Wie viel Potential steckt noch in dem Auto?
Ich hoffe viel. In Prozent kann ich das nicht sagen, aber es ist sicherlich noch mehr drinnen. Wir brauchen nur noch mehr Zeit, um das Potential abrufen zu können. In Melbourne hatten wir gerade einmal 12 gezeitete Runden im Trockenen zur Rennvorbereitung. Die ersten Updates planen wir bereits.
In Australien habt ihr es nicht ins Q2 geschafft. Was hat nicht geklappt?
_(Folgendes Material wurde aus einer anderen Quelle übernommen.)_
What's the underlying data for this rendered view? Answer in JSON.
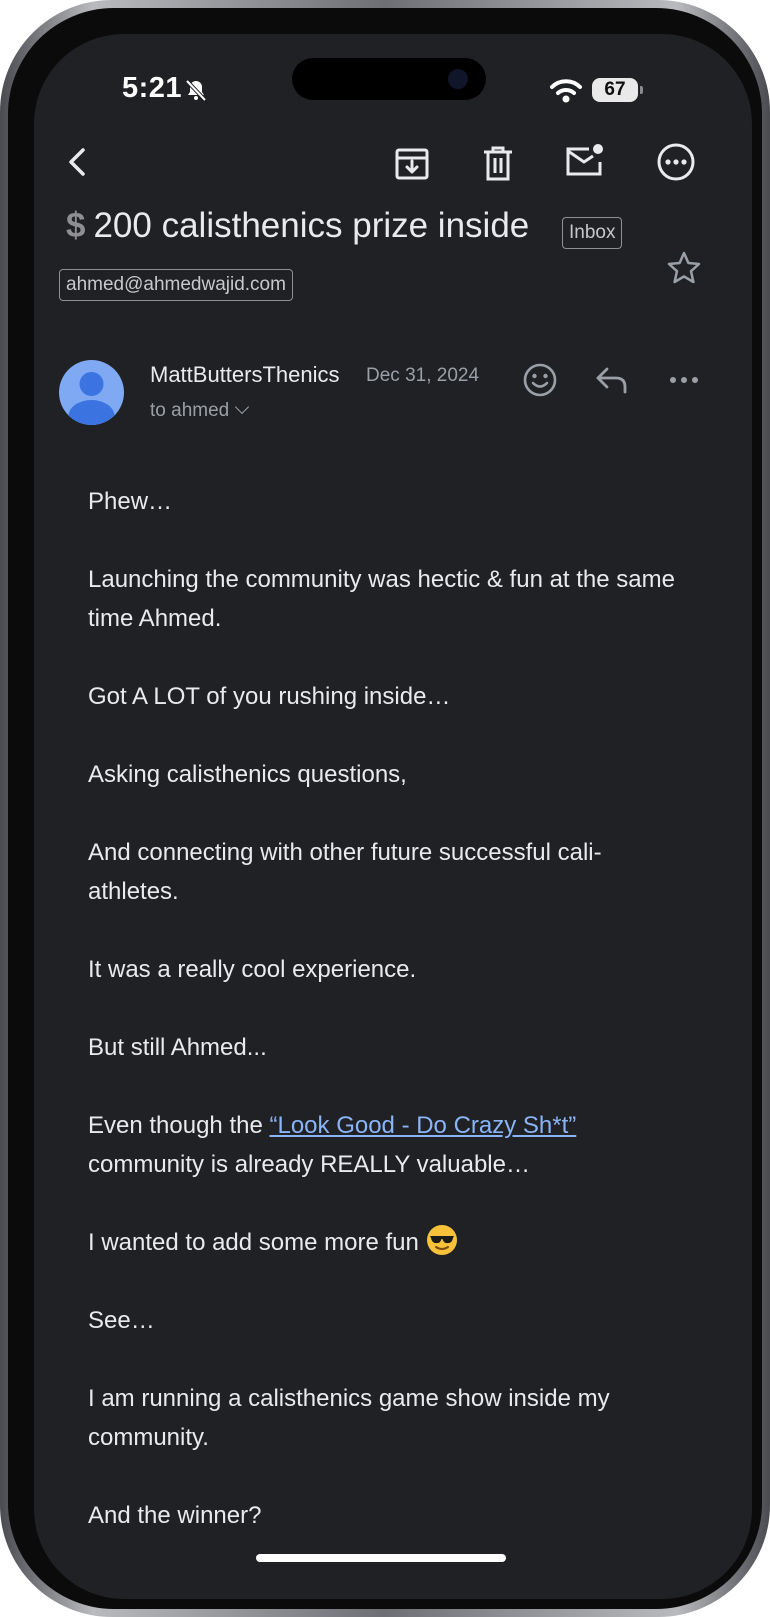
{
  "status_bar": {
    "time": "5:21",
    "battery": "67"
  },
  "email": {
    "subject_icon": "$",
    "subject": "200 calisthenics prize inside",
    "folder_badge": "Inbox",
    "label": "ahmed@ahmedwajid.com",
    "sender": "MattButtersThenics",
    "date": "Dec 31, 2024",
    "recipient": "to ahmed",
    "body": {
      "p1": "Phew…",
      "p2": "Launching the community was hectic & fun at the same time Ahmed.",
      "p3": "Got A LOT of you rushing inside…",
      "p4": "Asking calisthenics questions,",
      "p5": "And connecting with other future successful cali-athletes.",
      "p6": "It was a really cool experience.",
      "p7": "But still Ahmed...",
      "p8_before": "Even though the ",
      "p8_link": "“Look Good - Do Crazy Sh*t”",
      "p8_after": " community is already REALLY valuable…",
      "p9": "I wanted to add some more fun ",
      "p10": "See…",
      "p11": "I am running a calisthenics game show inside my community.",
      "p12": "And the winner?"
    }
  },
  "icons": [
    "back-arrow-icon",
    "archive-icon",
    "delete-icon",
    "mark-unread-icon",
    "more-options-icon",
    "star-icon",
    "avatar-icon",
    "emoji-reaction-icon",
    "reply-icon",
    "more-horizontal-icon",
    "bell-slash-icon",
    "wifi-icon",
    "sunglasses-emoji-icon"
  ],
  "colors": {
    "background": "#202124",
    "text": "#e8eaed",
    "secondary_text": "#9aa0a6",
    "link": "#8ab4f8",
    "avatar": "#7fa9f3"
  }
}
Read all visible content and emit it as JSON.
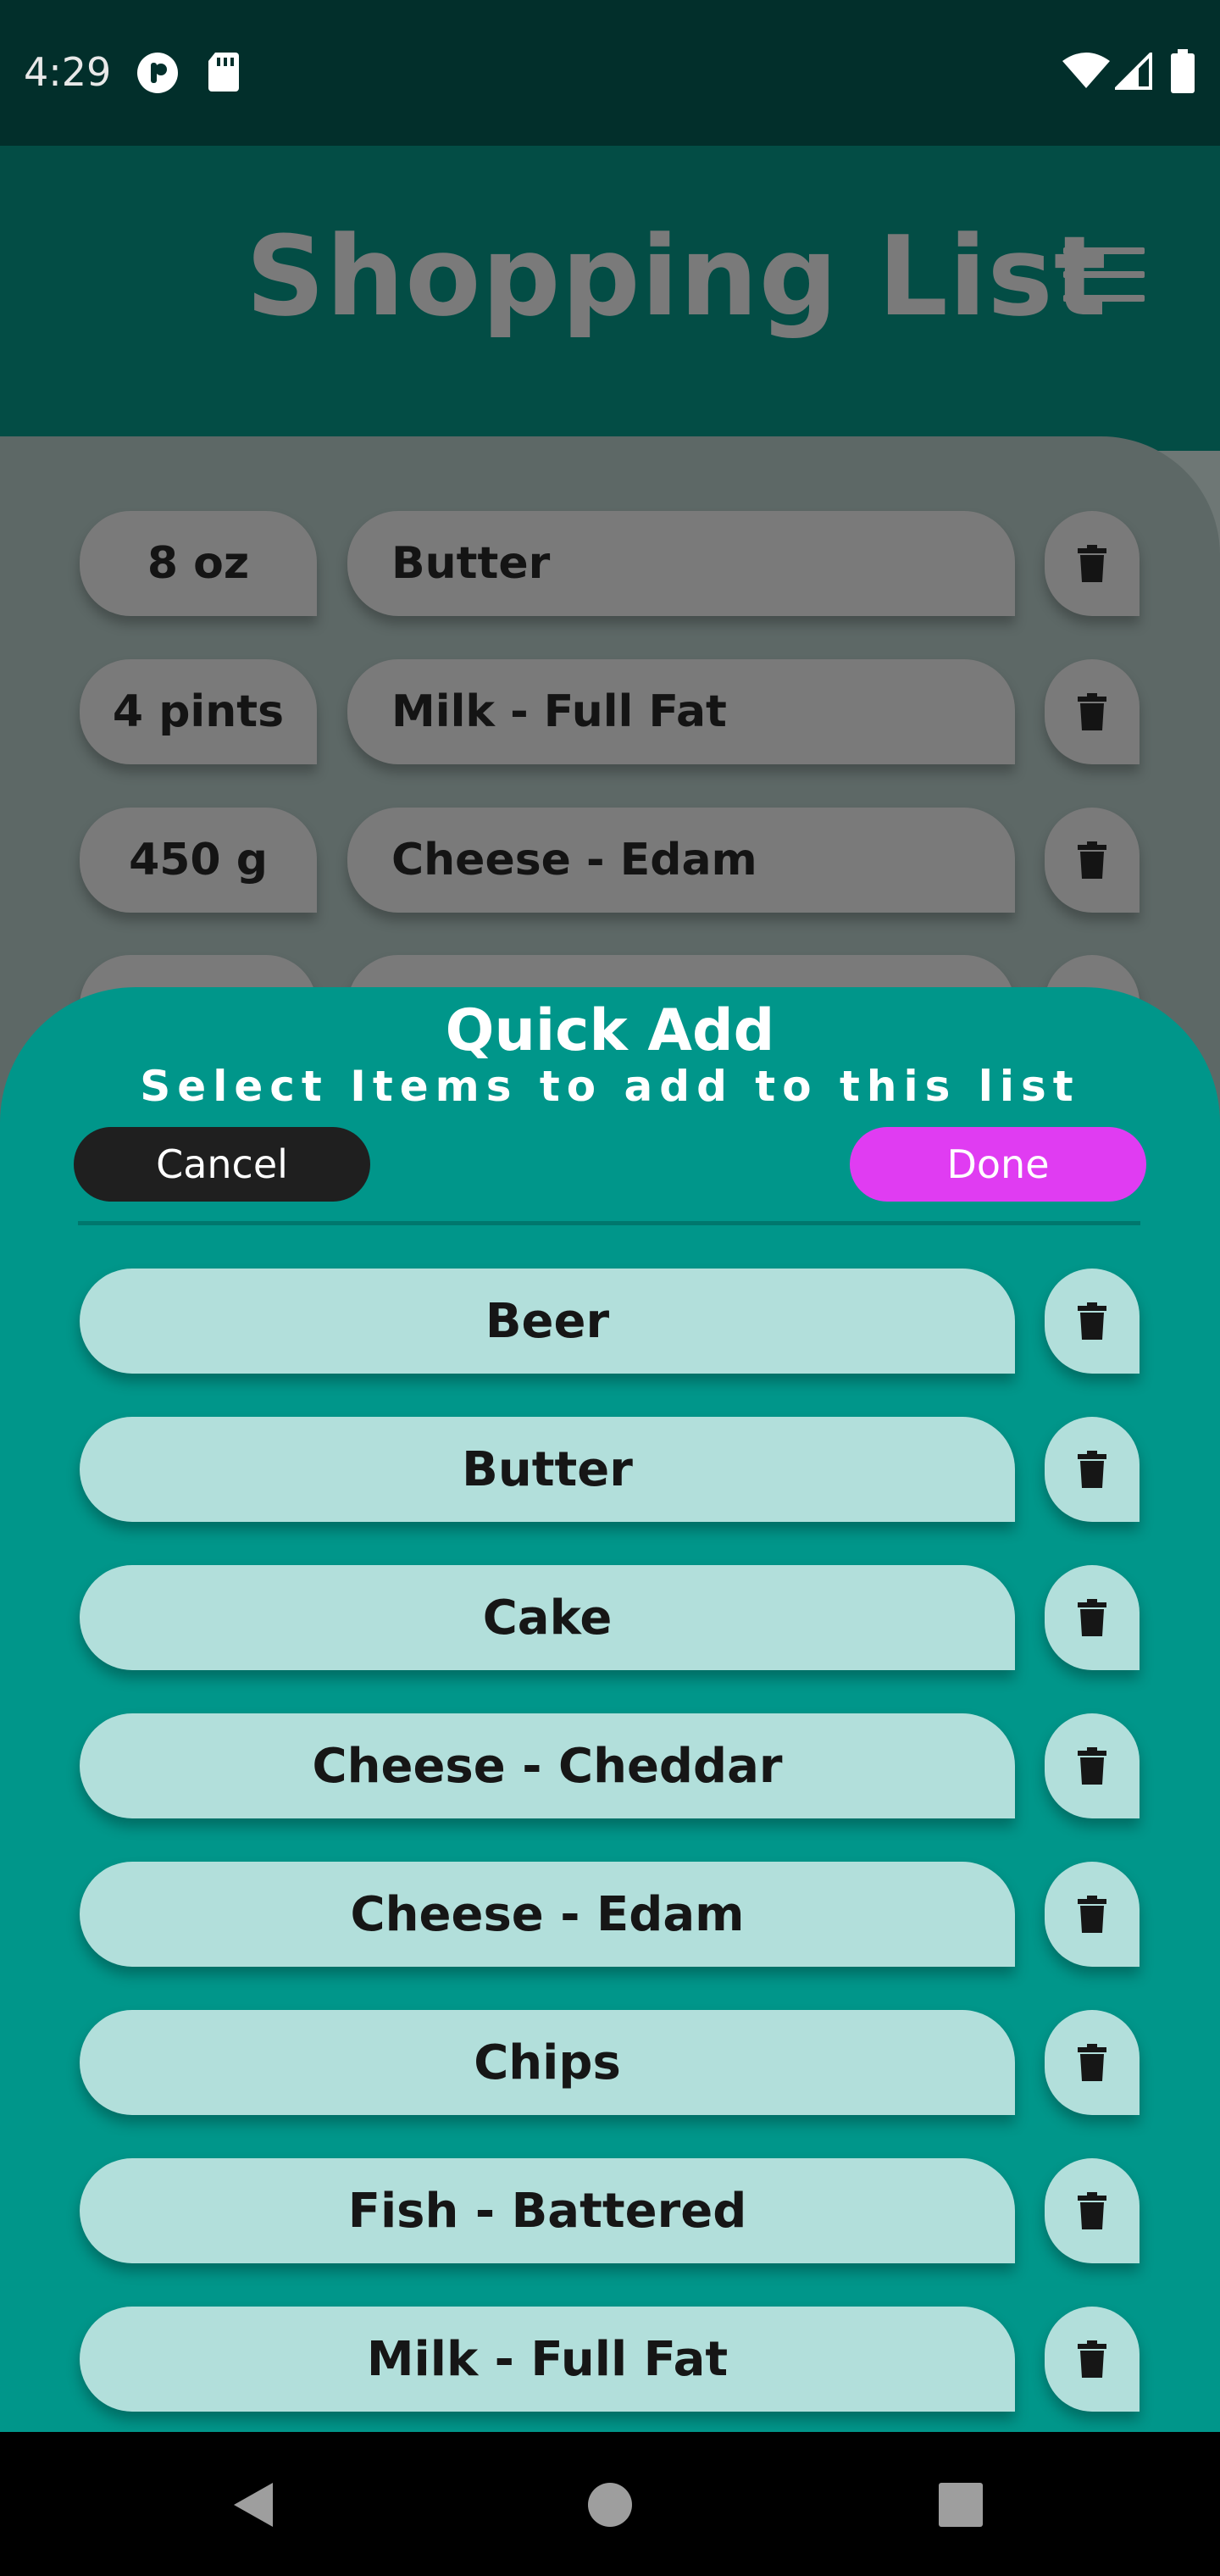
{
  "status_bar": {
    "time": "4:29",
    "icons_left": [
      "podcast-icon",
      "sd-card-icon"
    ],
    "icons_right": [
      "wifi-icon",
      "signal-icon",
      "battery-icon"
    ]
  },
  "app_bar": {
    "title": "Shopping List",
    "menu_icon": "hamburger-menu-icon"
  },
  "shopping_list": {
    "items": [
      {
        "quantity": "8 oz",
        "name": "Butter"
      },
      {
        "quantity": "4 pints",
        "name": "Milk - Full Fat"
      },
      {
        "quantity": "450 g",
        "name": "Cheese - Edam"
      }
    ]
  },
  "quick_add": {
    "title": "Quick Add",
    "subtitle": "Select Items to add to this list",
    "cancel_label": "Cancel",
    "done_label": "Done",
    "items": [
      "Beer",
      "Butter",
      "Cake",
      "Cheese - Cheddar",
      "Cheese - Edam",
      "Chips",
      "Fish - Battered",
      "Milk - Full Fat"
    ]
  },
  "nav_bar": {
    "icons": [
      "back-icon",
      "home-icon",
      "recents-icon"
    ]
  },
  "colors": {
    "status_bar": "#022f2b",
    "app_bar": "#034d45",
    "sheet": "#00968a",
    "item_bg": "#b2dfdb",
    "done_button": "#e03cf2",
    "cancel_button": "#1f1f1f"
  }
}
Es waren ein paar Dinge. Wir wissen nun wie es funktioniert und was wir nicht tun dürfen. Romain hat seine Reifen blockiert und bei Esteban konnten wir nicht die volle Power abrufen. Und auch unser Turnaround in der Box war zu langsam. Die Mechaniker werden mit der Zeit aber immer schneller und hier ist auch die Infrastruktur der Garage viel besser. Man hat mehr Platz und kann die Reifen bereitlegen. Wir werden diesmal sicherstellen, dass wir noch einen 2. Versuch fahren können, bevor die Zeit abläuft.
Ihr habt einen komplett neuen Weg eingeschlagen mit der Zusammenarbeit mit Ferrari. Die kleinen Teams haben dazu bereits Kritik geäußert.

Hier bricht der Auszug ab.